One of the primary concerns raised by the GTRI is the threat posed by heavily subsidized U.S. agricultural products, including rice, dairy, poultry, and GM soy. These subsidies provide U.S. producers with an unfair competitive advantage, potentially leading to an inundation of Indian markets with cheap imports, especially during periods of global price collapses. The GTRI warns that such a scenario could devastate the livelihoods of over 700 million rural residents who depend on agriculture.
The GTRI specifically highlights the risk associated with allowing the import of GM products like soybean meal and distillers dried grains with solubles (DDGS) for animal feed. While India may consider allowing imports of some animal feed made from genetically modified US farm products as part of its push to strike a trade deal with Washington. The EU has strict GM labeling rules and strong consumer resistance to GM-linked products. Even though GM feed is permitted, many European buyers prefer fully GM-free supply chains.
Ajay Srivastava, the founder of GTRI, has pointed out that India's fragmented agri-logistics and lack of segregation infrastructure make cross-contamination likely, risking trace GM presence in export consignments. This could lead to shipment rejections, higher testing costs, and erosion of India's GMO-free image, especially in key markets like the European Union. The EU market is particularly sensitive, with strict regulations and consumer preferences for non-GM products. Allowing GM imports could jeopardize India's exports of products like rice, tea, and organic foods to the EU.
India has traditionally maintained a surplus in agricultural trade with the U.S. To expand its market access and increase exports, India may need to strategically open up to U.S. imports.

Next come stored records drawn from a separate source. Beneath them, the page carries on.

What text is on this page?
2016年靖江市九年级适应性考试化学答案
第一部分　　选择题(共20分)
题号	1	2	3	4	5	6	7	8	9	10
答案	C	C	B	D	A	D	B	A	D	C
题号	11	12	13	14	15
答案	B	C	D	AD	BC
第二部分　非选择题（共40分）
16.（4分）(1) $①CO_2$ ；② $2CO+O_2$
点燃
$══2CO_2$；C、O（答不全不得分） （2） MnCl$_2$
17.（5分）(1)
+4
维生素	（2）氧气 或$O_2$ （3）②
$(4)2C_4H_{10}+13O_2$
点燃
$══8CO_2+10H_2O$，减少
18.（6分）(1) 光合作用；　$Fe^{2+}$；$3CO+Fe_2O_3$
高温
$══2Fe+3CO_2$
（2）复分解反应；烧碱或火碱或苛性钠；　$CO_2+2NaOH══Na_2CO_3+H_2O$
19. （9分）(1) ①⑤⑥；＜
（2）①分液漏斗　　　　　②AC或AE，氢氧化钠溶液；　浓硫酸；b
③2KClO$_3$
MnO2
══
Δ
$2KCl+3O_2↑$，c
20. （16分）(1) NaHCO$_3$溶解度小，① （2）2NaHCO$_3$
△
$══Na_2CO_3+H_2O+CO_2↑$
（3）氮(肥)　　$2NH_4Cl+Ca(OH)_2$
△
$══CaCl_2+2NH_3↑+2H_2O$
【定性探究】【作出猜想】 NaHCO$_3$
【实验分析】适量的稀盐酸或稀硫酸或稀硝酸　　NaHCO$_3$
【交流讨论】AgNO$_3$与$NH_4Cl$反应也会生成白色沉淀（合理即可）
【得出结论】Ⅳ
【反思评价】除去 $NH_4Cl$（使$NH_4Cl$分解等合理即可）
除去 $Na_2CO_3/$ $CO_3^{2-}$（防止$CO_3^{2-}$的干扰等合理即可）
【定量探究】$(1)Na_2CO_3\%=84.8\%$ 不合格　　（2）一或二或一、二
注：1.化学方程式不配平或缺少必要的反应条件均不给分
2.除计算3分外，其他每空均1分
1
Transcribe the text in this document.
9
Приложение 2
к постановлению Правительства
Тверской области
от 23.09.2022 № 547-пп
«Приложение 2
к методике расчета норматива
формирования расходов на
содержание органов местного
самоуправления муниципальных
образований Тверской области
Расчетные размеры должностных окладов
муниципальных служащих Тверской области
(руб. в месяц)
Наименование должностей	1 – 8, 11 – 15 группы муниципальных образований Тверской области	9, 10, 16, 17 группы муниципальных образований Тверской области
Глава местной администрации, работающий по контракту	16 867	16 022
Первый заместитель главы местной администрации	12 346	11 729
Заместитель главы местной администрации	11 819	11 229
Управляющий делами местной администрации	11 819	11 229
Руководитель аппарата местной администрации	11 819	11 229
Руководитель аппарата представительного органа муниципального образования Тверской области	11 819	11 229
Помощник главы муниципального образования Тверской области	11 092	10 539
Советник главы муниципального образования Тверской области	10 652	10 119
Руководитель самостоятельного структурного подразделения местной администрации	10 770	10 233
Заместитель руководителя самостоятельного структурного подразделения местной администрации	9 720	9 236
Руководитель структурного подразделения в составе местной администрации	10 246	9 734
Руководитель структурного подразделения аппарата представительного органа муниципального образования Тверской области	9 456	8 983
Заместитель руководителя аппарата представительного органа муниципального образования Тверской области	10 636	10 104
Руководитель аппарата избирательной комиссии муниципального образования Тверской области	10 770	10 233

A NITI Aayog working paper suggests that India could import GM maize for ethanol blending, while the residual could be exported as animal feed. It also suggests that India could consider lowering tariffs on agricultural commodities where domestic production is minimal or where imports do not directly compete with local products due to differences in quality grades and seasons.
The U.S. has criticized India's regulations on genetically modified (GM) food, describing them as ambiguous and lacking scientific basis, which impedes American biotechnology exports. However, India remains cautious due to strong public opposition to GM foods and concerns about environmental risks. Concerns extend beyond potential environmental risks and soil health to the significant impact on India's agricultural exports to markets sensitive to GM ingredients.
The GTRI's concerns highlight the need for India to carefully consider the potential consequences of lowering import duties on U.S. farm goods, particularly GM products. While the trade agreement with the U.S. presents an opportunity to enhance bilateral trade, India must ensure that its food security, the livelihoods of its farmers, and its export interests are adequately protected. Maintaining strategic tariffs and stricter regulations is essential for protecting India’s numerous small farmers, managing international price differences and ensuring the nation’s long-term food security.